STATUTORY INDEXING: 
Not Applicable

TOPICAL INDEXING: 
Fraud/Misrepresentation


SUMMARY: 
In this unanimous, unpublished, per curiam decision, the Court of Appeals reversed the trial court’s summary disposition order dismissing Plaintiff Moe Elzein’s first-party action against Defendant American Country Insurance Company (“ACIC”).  Relying on Haydaw v Farm Bureau Ins Co, 332 Mich App 719 (2020), the Court of Appeals held that ACIC could not invoke its policy’s antifraud provision based on fraudulent statements Elzein made during the course of litigation.

Moe Elzein was rear-ended while driving a vehicle for his company, Aref Metro Cab Inc. (“Aref”).  The vehicle was insured under a policy issued by ACIC to Aref, and after receiving approximately six months of treatment for back, neck, shoulder, and head injuries Elzein alleged were caused by the accident, he filed a first-party action for unpaid PIP benefits related to his injuries against ACIC.  At his deposition, Elzein failed to disclose that he had received treatment for similar injuries after a motor vehicle accident that occurred in 2007, and, as a result, ACIC moved for summary disposition, arguing that the antifraud provision in Aref’s policy barred Elzein’s claim in its entirety.  The trial court agreed and granted ACIC’s motion.

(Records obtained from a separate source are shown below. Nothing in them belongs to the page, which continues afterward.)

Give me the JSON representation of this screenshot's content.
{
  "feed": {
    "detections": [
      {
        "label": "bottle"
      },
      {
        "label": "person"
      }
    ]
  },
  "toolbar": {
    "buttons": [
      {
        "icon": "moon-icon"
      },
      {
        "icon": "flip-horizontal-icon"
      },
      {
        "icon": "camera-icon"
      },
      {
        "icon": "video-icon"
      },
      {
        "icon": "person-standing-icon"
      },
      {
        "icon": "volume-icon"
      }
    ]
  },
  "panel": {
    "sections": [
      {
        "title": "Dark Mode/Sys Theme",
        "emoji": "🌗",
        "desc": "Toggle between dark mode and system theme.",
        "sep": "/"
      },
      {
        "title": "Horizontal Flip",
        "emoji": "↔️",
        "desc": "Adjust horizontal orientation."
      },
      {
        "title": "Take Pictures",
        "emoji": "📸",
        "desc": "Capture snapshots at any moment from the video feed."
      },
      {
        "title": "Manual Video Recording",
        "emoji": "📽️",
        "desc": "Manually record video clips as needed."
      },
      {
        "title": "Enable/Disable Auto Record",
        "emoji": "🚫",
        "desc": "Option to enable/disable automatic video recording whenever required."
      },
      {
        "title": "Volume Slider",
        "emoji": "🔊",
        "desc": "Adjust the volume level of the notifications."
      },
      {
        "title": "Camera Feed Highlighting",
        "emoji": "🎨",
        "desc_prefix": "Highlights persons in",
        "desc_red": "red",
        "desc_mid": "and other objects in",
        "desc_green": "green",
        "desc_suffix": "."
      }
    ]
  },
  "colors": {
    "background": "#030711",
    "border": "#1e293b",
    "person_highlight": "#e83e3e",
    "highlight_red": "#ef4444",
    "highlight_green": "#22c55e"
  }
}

The Court of Appeals reversed the trial court’s summary disposition order, relying on its holding in the subsequently-decided Haydaw: that misrepresentations made by a plaintiff during the course of litigation cannot implicate an insurance policy’s antifraud provision.  Noting that “[t]he facts of Haydaw bear a strong similarity to the facts of this case”—specifically, that, “as in Haydaw, defendant premised its motion for summary disposition on statements made by plaintiff at his deposition,”—the Court held that ACIC could not invoke its policy’s antifraud provision based on Elzein’s misrepresentations in his deposition.

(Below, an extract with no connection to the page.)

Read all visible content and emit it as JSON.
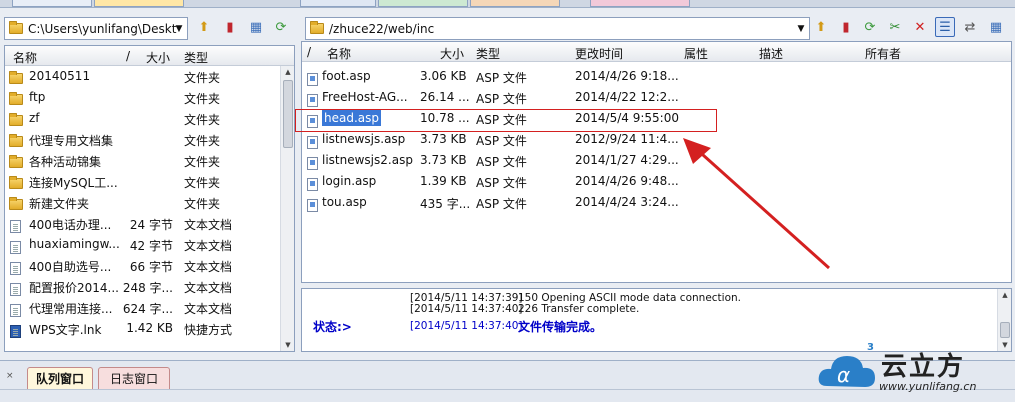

“As noted, this case is factually similar to Haydaw. In this case, as in Haydaw, defendant premised its motion for summary disposition on statements made by plaintiff at his deposition. Likewise, the trial court premised its decision granting summary disposition on those same statements, made during the course of litigation. Thus, consistent with Haydaw, we reverse the trial court’s decision granting summary disposition for defendant.”